7. The report evaluation method according to claim 6, further comprising the evaluation step of evaluating the report to be evaluated by inputting external information stored in an external database into the LLM.
8. The report evaluation method according to claim 4, further comprising: a check item output step of outputting the determined subdivided check items; and an input reception step of receiving feedback that points out evaluation perspectives that are missing from the output subdivided check items, wherein the determination step modifies the determined subdivided check items based on the received feedback.
9. The report evaluation method according to claim 4, wherein in the evaluation step, the report to be evaluated is evaluated by calculating a degree of satisfaction indicating the extent to which the contents of the report to be evaluated satisfy the main check item and the plurality of individual check items among the determined subdivided check items.
10. The report evaluation method according to claim 9, wherein in the evaluation step, the evaluation of the report to be evaluated is performed based on whether or not the evaluation value for each evaluation criterion obtained from the calculated degree of sufficiency exceeds a predetermined standard value.
11. The report evaluation method according to claim 10, wherein the predetermined reference value is a value based on the degree of sufficiency of past reports previously evaluated by the report evaluation system.

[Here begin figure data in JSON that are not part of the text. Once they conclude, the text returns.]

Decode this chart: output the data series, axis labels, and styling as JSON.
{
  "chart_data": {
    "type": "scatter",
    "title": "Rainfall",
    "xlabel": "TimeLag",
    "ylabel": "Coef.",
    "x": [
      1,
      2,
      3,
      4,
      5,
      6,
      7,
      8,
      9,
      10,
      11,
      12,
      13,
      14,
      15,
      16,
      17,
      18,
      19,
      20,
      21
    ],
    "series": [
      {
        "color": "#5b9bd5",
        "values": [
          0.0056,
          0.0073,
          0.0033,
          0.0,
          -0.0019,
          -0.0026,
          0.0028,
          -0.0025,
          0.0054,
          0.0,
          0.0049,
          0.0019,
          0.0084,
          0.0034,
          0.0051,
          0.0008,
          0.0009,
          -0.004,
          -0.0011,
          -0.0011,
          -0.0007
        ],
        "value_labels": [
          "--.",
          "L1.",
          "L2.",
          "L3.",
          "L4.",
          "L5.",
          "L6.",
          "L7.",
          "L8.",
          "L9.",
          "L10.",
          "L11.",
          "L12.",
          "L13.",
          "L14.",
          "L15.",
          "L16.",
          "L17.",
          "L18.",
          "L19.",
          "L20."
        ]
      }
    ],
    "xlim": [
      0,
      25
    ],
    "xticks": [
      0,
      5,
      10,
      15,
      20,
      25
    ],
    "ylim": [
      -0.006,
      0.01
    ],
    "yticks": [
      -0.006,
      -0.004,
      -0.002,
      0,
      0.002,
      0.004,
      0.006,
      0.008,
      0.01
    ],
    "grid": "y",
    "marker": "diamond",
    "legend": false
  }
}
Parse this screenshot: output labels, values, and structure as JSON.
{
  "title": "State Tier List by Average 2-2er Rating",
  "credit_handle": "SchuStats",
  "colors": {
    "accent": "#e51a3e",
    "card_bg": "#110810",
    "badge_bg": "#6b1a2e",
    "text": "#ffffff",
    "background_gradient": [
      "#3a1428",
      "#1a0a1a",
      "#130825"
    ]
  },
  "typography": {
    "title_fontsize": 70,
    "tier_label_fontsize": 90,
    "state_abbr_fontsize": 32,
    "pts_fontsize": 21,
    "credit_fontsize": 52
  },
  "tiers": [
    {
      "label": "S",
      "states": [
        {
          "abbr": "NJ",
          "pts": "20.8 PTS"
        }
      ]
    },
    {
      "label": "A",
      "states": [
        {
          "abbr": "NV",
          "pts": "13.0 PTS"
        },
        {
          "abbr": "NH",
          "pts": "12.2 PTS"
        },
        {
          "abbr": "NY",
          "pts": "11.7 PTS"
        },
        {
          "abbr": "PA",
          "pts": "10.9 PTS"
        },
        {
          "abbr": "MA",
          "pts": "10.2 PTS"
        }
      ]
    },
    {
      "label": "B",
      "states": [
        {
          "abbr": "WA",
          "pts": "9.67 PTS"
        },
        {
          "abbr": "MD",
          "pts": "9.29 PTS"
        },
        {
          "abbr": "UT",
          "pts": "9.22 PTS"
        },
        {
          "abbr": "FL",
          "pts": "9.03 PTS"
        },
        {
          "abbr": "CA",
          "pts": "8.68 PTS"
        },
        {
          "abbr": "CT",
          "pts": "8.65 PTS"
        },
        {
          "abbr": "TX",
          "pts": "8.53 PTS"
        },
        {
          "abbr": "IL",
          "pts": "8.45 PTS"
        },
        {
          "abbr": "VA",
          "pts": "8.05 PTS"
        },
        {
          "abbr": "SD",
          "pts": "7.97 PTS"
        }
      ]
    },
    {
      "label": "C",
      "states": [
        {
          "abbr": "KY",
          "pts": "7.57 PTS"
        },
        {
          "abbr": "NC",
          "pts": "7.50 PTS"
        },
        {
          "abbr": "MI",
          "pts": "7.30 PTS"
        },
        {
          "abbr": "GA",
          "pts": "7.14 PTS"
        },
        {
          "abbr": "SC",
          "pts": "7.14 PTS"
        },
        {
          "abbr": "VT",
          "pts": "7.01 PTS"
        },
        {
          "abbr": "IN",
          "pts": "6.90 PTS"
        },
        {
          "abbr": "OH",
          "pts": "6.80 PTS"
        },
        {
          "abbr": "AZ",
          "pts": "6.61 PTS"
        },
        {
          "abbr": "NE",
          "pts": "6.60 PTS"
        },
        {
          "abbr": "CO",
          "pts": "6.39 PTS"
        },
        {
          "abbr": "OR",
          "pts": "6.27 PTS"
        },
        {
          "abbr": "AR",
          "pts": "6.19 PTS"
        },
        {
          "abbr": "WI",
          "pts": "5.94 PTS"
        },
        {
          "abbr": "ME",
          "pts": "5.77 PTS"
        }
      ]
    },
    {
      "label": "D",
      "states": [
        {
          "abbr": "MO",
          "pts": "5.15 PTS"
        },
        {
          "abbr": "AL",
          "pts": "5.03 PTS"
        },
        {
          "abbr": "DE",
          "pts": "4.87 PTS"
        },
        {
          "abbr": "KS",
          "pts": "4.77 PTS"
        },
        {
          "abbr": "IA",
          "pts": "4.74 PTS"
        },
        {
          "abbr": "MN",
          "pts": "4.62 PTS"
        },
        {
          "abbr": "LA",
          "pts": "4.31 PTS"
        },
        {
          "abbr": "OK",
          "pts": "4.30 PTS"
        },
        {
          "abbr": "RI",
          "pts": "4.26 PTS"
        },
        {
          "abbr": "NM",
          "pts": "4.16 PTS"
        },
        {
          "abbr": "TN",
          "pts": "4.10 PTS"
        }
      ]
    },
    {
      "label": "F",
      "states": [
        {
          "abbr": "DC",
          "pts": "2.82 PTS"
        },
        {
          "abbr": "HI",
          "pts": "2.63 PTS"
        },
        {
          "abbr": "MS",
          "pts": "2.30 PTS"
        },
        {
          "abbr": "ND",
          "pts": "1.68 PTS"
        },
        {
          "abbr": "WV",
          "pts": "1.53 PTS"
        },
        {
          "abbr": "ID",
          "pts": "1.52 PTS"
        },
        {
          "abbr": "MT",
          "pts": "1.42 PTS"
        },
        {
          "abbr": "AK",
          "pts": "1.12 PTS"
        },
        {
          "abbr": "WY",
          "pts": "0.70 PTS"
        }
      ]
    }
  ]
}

12. The report evaluation method according to claim 9, wherein the report to be evaluated is a report containing information on security, in the determination step, an attack label is assigned to the determined subdivided check items if the content of the subdivided check items indicates an attack on the security, and an overspot label is assigned to the content of the subdivided check items if the content of the subdivided check items indicates a false positive in the security, and in the evaluation step, the degree of satisfaction of the subdivided check items to which the attack label is assigned and the degree of satisfaction of the subdivided check items to which the overspot label is assigned are calculated to evaluate whether the security state concluded in the report to be evaluated is appropriate.
13. The report evaluation method according to claim 1, wherein the output step involves creating feedback information to prompt revision of the evaluation target report based on the evaluation results, and outputting the feedback information.
14. A program that causes a computer to execute the report evaluation method described in any one of claims 1 to 13.
15. A report evaluation system for evaluating the contents of a report, comprising: an acquisition unit for acquiring a report to be evaluated; a determination unit for determining main check items, which are evaluation criteria for evaluating the acquired report to be evaluated, according to the contents of the acquired report to be evaluated; an evaluation unit for evaluating the report to be evaluated based on the determined main check items; and an output unit for outputting evaluation results obtained by evaluating the report to be evaluated.